Selon le porte-parole de la police, Wasiu Abiodun, certaines victimes ont été enlevées, tandis que des images montrent que certaines avaient les mains liées dans le dos lorsqu’elles ont été tuées. L’Église catholique locale estime à plus de 40 le nombre de morts, un bilan supérieur à celui communiqué par les autorités. Parmi les victimes figuraient commerçants, agriculteurs, parents et écoliers, de confessions chrétienne ou musulmane, a précisé le ministre de l’Information, Mohammed Idris.
Le bureau du président nigérian Bola Tinubu a indiqué que les assaillants pourraient être des djihadistes ayant fui les États de Sokoto et Zamfara après des frappes aériennes américaines à Noël. Le président a demandé aux forces de sécurité de les traquer rapidement et de traduire en justice tous leurs complices.

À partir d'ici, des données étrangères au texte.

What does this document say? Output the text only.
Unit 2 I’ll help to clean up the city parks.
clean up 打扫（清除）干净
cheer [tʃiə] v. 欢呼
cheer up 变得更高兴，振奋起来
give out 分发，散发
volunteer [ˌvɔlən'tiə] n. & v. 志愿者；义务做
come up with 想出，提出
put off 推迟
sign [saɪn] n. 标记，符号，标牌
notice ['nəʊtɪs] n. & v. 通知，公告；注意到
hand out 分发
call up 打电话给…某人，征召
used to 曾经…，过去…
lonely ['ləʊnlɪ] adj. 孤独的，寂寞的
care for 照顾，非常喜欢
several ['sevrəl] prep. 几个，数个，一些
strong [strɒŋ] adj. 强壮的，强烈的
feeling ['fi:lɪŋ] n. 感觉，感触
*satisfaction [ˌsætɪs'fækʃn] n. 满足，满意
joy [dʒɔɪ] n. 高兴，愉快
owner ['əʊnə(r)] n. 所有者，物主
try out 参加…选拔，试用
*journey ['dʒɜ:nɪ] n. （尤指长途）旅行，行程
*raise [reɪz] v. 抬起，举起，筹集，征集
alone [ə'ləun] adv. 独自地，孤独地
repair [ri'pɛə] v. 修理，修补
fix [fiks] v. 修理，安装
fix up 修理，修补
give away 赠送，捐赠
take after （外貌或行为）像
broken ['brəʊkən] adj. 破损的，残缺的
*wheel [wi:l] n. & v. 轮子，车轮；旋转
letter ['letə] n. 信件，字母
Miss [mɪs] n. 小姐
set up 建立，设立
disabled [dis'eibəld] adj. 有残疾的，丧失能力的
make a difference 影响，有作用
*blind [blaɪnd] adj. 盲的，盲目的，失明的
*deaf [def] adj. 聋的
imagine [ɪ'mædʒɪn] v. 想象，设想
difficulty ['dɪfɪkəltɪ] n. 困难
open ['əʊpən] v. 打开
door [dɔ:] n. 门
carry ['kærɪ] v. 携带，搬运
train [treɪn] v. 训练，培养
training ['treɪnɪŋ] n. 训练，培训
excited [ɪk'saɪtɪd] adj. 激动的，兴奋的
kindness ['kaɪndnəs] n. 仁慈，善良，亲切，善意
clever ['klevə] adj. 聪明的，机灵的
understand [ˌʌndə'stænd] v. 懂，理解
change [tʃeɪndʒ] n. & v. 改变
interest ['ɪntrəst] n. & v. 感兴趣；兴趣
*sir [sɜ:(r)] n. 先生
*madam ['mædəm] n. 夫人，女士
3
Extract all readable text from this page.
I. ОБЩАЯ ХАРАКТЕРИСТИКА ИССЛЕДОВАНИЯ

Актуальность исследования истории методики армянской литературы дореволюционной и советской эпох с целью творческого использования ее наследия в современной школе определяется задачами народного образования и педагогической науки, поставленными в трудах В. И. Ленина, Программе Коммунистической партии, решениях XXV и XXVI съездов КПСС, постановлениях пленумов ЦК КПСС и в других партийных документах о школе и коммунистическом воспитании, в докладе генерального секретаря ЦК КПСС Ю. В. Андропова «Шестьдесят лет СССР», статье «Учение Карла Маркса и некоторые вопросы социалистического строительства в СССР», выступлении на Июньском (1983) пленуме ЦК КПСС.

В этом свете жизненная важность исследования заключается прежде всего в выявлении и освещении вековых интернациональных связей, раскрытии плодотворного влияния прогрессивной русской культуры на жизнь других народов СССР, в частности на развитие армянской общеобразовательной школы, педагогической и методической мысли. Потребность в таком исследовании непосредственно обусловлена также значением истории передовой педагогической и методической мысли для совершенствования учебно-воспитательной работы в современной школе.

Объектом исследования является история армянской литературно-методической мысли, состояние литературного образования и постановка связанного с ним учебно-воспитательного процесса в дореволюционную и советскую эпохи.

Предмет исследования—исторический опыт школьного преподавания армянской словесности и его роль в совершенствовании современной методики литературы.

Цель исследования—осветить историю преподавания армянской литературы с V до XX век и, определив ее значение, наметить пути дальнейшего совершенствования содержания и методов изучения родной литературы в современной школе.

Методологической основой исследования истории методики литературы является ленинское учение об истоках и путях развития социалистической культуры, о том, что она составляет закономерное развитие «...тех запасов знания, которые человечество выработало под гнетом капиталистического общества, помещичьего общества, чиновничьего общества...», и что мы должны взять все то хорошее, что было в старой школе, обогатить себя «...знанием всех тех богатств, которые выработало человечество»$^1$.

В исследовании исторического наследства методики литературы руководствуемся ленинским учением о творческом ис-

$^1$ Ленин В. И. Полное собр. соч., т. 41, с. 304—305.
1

Ce nouveau massacre survient moins de deux mois après l’enlèvement de plus de 250 élèves et membres du personnel du pensionnat catholique Saint Mary dans le même État. Les attaques de « bandits » et l’insécurité restent récurrentes dans plusieurs régions du pays, déjà confronté à une insurrection djihadiste dans le nord-est, à des violences intercommunautaires et à des mouvements séparatistes dans le sud-est.